Old Loves
Hisoka has never been in love before. Tsuzuki has.
If he were to ask, Hisoka knows, Tsuzuki would give him names, faces, stories: first kiss, first lover, the first person to break his heart, and the person whose heart he had broken in turn. Hisoka doesn't ask, and works hard at not knowing more than he already does.
The ghosts of Tsuzuki's past loves linger in unexpected places. A cloudless sky of perfect, pale blue fills Tsuzuki with a feeling of wistfulness; it is a soft, well-worn love that brings with it hardly any pain at all. Tsuzuki's smile is bright and brittle when he sees shoulders held just so: straight, and precise, dignified beneath the fall of a dark suit-jacket. This is the memory of love that makes Tsuzuki ache with loss, and want, and helplessness.
Hisoka isn't jealous of ghosts--
(he isn't)
--because no one else has been able to put up with the idiot for as long as Hisoka has, and Hisoka isn't going anywhere. Resenting ghosts is foolish, and childish, and if Hisoka hates Tsuzuki's old loves, it is only because their loss is bearable.
Hisoka hadn't ever imagined being in love, not even when he'd clung to Tsuzuki as if letting go were the worst kind of death. Hisoka hadn't imagined, hadn't thought himself capable--and realizing that he loved his whiny, childish, idiot of a partner had been wonderful, and terrible, and nothing that Hisoka had been prepared for.
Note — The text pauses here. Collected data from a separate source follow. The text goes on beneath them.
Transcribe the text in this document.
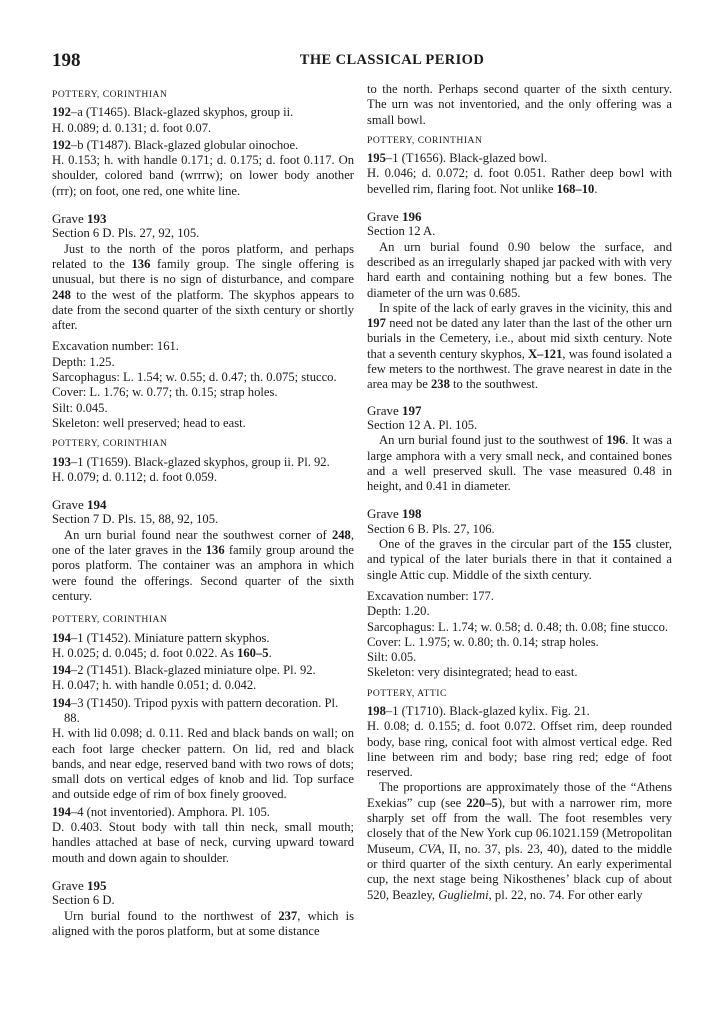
198	THE CLASSICAL PERIOD

POTTERY, CORINTHIAN

192–a (T1465). Black-glazed skyphos, group ii.

H. 0.089; d. 0.131; d. foot 0.07.

192–b (T1487). Black-glazed globular oinochoe.

H. 0.153; h. with handle 0.171; d. 0.175; d. foot 0.117. On shoulder, colored band (wrrrw); on lower body another (rrr); on foot, one red, one white line.

Grave 193

Section 6 D. Pls. 27, 92, 105.

Just to the north of the poros platform, and perhaps related to the 136 family group. The single offering is unusual, but there is no sign of disturbance, and compare 248 to the west of the platform. The skyphos appears to date from the second quarter of the sixth century or shortly after.

Excavation number: 161.

Depth: 1.25.

Sarcophagus: L. 1.54; w. 0.55; d. 0.47; th. 0.075; stucco.

Cover: L. 1.76; w. 0.77; th. 0.15; strap holes.

Silt: 0.045.

Skeleton: well preserved; head to east.

POTTERY, CORINTHIAN

193–1 (T1659). Black-glazed skyphos, group ii. Pl. 92.

H. 0.079; d. 0.112; d. foot 0.059.

Grave 194

Section 7 D. Pls. 15, 88, 92, 105.

An urn burial found near the southwest corner of 248, one of the later graves in the 136 family group around the poros platform. The container was an amphora in which were found the offerings. Second quarter of the sixth century.

POTTERY, CORINTHIAN

194–1 (T1452). Miniature pattern skyphos.

H. 0.025; d. 0.045; d. foot 0.022. As 160–5.

194–2 (T1451). Black-glazed miniature olpe. Pl. 92.

H. 0.047; h. with handle 0.051; d. 0.042.

194–3 (T1450). Tripod pyxis with pattern decoration. Pl. 88.

H. with lid 0.098; d. 0.11. Red and black bands on wall; on each foot large checker pattern. On lid, red and black bands, and near edge, reserved band with two rows of dots; small dots on vertical edges of knob and lid. Top surface and outside edge of rim of box finely grooved.

194–4 (not inventoried). Amphora. Pl. 105.

D. 0.403. Stout body with tall thin neck, small mouth; handles attached at base of neck, curving upward toward mouth and down again to shoulder.

Grave 195

Section 6 D.

Urn burial found to the northwest of 237, which is aligned with the poros platform, but at some distance

to the north. Perhaps second quarter of the sixth century. The urn was not inventoried, and the only offering was a small bowl.

POTTERY, CORINTHIAN

195–1 (T1656). Black-glazed bowl.

H. 0.046; d. 0.072; d. foot 0.051. Rather deep bowl with bevelled rim, flaring foot. Not unlike 168–10.

Grave 196

Section 12 A.

An urn burial found 0.90 below the surface, and described as an irregularly shaped jar packed with with very hard earth and containing nothing but a few bones. The diameter of the urn was 0.685.

In spite of the lack of early graves in the vicinity, this and 197 need not be dated any later than the last of the other urn burials in the Cemetery, i.e., about mid sixth century. Note that a seventh century skyphos, X–121, was found isolated a few meters to the northwest. The grave nearest in date in the area may be 238 to the southwest.

Grave 197

Section 12 A. Pl. 105.

An urn burial found just to the southwest of 196. It was a large amphora with a very small neck, and contained bones and a well preserved skull. The vase measured 0.48 in height, and 0.41 in diameter.

Grave 198

Section 6 B. Pls. 27, 106.

One of the graves in the circular part of the 155 cluster, and typical of the later burials there in that it contained a single Attic cup. Middle of the sixth century.

Excavation number: 177.

Depth: 1.20.

Sarcophagus: L. 1.74; w. 0.58; d. 0.48; th. 0.08; fine stucco.

Cover: L. 1.975; w. 0.80; th. 0.14; strap holes.

Silt: 0.05.

Skeleton: very disintegrated; head to east.

POTTERY, ATTIC

198–1 (T1710). Black-glazed kylix. Fig. 21.

H. 0.08; d. 0.155; d. foot 0.072. Offset rim, deep rounded body, base ring, conical foot with almost vertical edge. Red line between rim and body; base ring red; edge of foot reserved.

The proportions are approximately those of the “Athens Exekias” cup (see 220–5), but with a narrower rim, more sharply set off from the wall. The foot resembles very closely that of the New York cup 06.1021.159 (Metropolitan Museum, CVA, II, no. 37, pls. 23, 40), dated to the middle or third quarter of the sixth century. An early experimental cup, the next stage being Nikosthenes’ black cup of about 520, Beazley, Guglielmi, pl. 22, no. 74. For other early
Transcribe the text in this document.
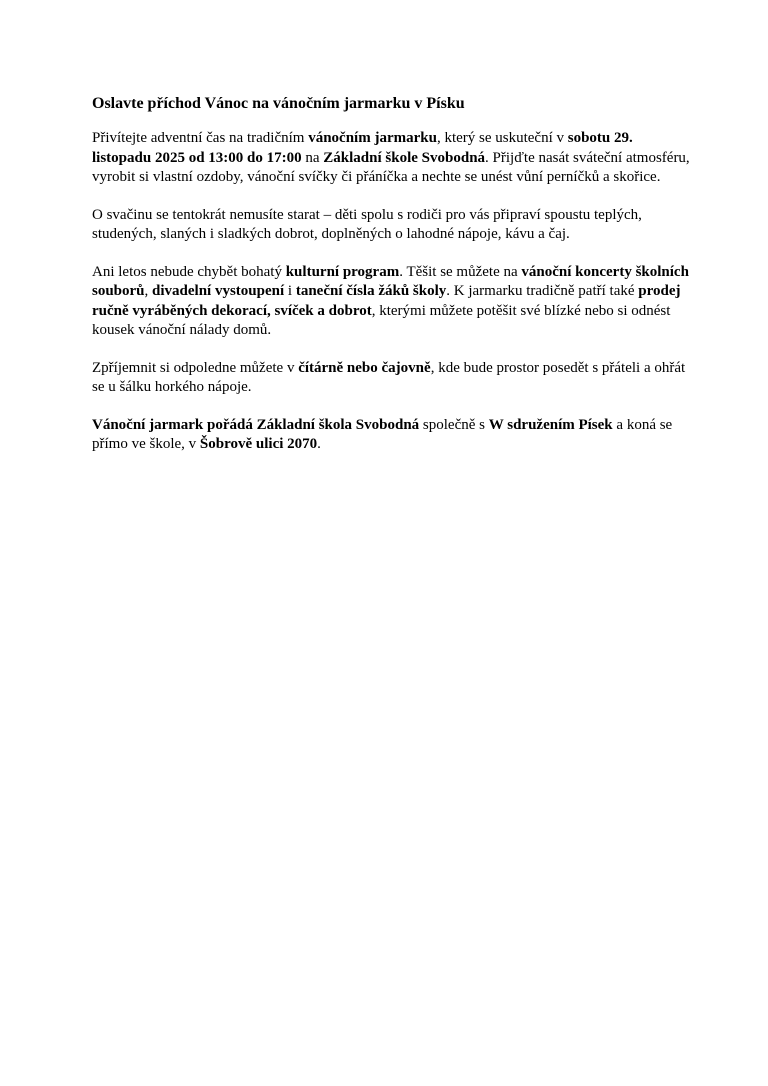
Oslavte příchod Vánoc na vánočním jarmarku v Písku

Přivítejte adventní čas na tradičním vánočním jarmarku, který se uskuteční v sobotu 29. listopadu 2025 od 13:00 do 17:00 na Základní škole Svobodná. Přijďte nasát sváteční atmosféru, vyrobit si vlastní ozdoby, vánoční svíčky či přáníčka a nechte se unést vůní perníčků a skořice.

O svačinu se tentokrát nemusíte starat – děti spolu s rodiči pro vás připraví spoustu teplých, studených, slaných i sladkých dobrot, doplněných o lahodné nápoje, kávu a čaj.

Ani letos nebude chybět bohatý kulturní program. Těšit se můžete na vánoční koncerty školních souborů, divadelní vystoupení i taneční čísla žáků školy. K jarmarku tradičně patří také prodej ručně vyráběných dekorací, svíček a dobrot, kterými můžete potěšit své blízké nebo si odnést kousek vánoční nálady domů.

Zpříjemnit si odpoledne můžete v čítárně nebo čajovně, kde bude prostor posedět s přáteli a ohřát se u šálku horkého nápoje.

Vánoční jarmark pořádá Základní škola Svobodná společně s W sdružením Písek a koná se přímo ve škole, v Šobrově ulici 2070.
Sometimes (often), Hisoka thinks that being in love is the last thing he wants. As happy as Tsuzuki can make him, he also leaves Hisoka feeling young, and vulnerable, and helpless. He had thrown up after the first time he'd come, Tsuzuki's hand warm and sure against him, breath hot at his ear. Hisoka had felt humiliated, and ashamed, and that memory is still easier to bear than the thought that he might one day be another of Tsuzuki's ghosts, one old love among many.
Hisoka doesn't believe in happily-ever-after, but he wants to. He wants this--Tsuzuki, and warmth, and fights that have more to do with love than anger--to last forever. When he feels Tsuzuki's love--bright, and hot, and real--Hisoka can almost dream of a happiness that will span years.
Almost.
Because, he thinks, this must be what the wistful love of cloudless days once felt like. This must be the same kind of love that now makes Tsuzuki ache at the sight of proud shoulders, and a dark head angled just so. In times past, Tsuzuki must have loved his ghosts with bone-deep certainty, and yet, those loves are gone, and Tsuzuki loves Hisoka now as if he'd never known the emotion before.
Hisoka fears what time does to love. He is happy, now, happier than he'd ever imagined himself. Tsuzuki loves him, and he loves Tsuzuki--and Hisoka does not think he has the strength of heart to move forward with anything approaching grace if Tsuzuki ever stops.
Hisoka wants to believe in his own happy ending, but he can't stop searching the ghosts of Tsuzuki's old loves for the sight of his own face.